3 - Du repérage au pré-diagnostic

- Le repérage aujourd'hui semble inutile car personne ne sait quoi faire après.

- Nous proposons donc que le repérage soit suivi d'un pré-diagnostic RAPIDE.

- Ce pré-diagnostic permet une première approche opérationnelle :

- soit les défaillances sont dues à des causes occasionnelles ;
- soit les défaillances traduisent divers dysfonctionnements qu'il faut corriger vite (exemple : carence en matière de recouvrement des charges ; augmentation anormale des charges ; programme travaux trop lourds etc) ;
- soit les défaillances traduisent une situation globale dégradée qu'il faut traiter en "partenariat" (Ville, Etat, copropriété, justice, services publics).

4 - Proposition de mise en place expérimentale d'un "observatoire"

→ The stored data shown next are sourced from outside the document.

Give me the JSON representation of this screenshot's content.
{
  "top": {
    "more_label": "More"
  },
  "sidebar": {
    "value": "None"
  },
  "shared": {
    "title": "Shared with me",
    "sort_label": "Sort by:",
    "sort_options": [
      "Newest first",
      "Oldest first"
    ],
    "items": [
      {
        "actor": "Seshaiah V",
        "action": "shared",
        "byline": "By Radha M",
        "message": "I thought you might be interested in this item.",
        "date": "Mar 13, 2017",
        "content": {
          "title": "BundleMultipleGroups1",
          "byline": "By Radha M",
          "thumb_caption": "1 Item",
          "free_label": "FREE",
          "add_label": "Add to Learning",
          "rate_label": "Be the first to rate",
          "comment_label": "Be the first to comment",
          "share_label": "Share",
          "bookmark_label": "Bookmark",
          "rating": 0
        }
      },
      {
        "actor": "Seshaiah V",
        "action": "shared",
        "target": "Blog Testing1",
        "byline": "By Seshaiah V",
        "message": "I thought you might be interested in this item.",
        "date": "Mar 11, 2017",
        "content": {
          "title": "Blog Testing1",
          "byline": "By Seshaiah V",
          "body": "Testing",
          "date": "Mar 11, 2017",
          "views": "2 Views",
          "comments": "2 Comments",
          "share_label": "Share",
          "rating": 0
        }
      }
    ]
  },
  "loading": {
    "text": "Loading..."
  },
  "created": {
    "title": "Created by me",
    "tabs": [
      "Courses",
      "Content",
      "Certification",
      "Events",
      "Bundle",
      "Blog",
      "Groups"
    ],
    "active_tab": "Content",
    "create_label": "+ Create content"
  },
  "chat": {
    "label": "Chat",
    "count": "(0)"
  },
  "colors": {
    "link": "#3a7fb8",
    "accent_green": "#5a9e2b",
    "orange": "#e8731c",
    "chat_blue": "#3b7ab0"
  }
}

- Nous proposons au SEDIF le projet suivant :

a) repérage des cas de fragilité (retard de paiement significatif des syndicats de copropriété) ; cela peut ne concerner - au début - qu'une partie du territoire ;
b) prise en charge par l'ARC - en relation avec le service de recouvrement de la CGE - des pré-diagnostics (l'ARC a mis en place une méthode simple) ;
c) mise en place d'une méthode en commun pour passer du pré-diagnostic avec préconisation à l'intervention (traitement des dysfonctionnements ou mise en place d'un dispositif de traitement).

5 - Le service public partenaire

- En mettant en œuvre cette expérimentation il s'agit de prouver qu'un fournisseur peut déclencher un processus de traitement préventif plutôt que de laisser passivement augmenter la dette ou de n'utiliser que des dispositifs répressifs.

- En agissant ainsi le service public :

- agit sur la créance ;
- participe au dispositif de traitement des problèmes urbains et sociaux qui finissent toujours par devenir… publics.

6 - Mise en œuvre

- Ce projet peut se mettre en œuvre TRES rapidement et TRES progressivement (on peut commencer par 300 situations mais aussi par 30.…).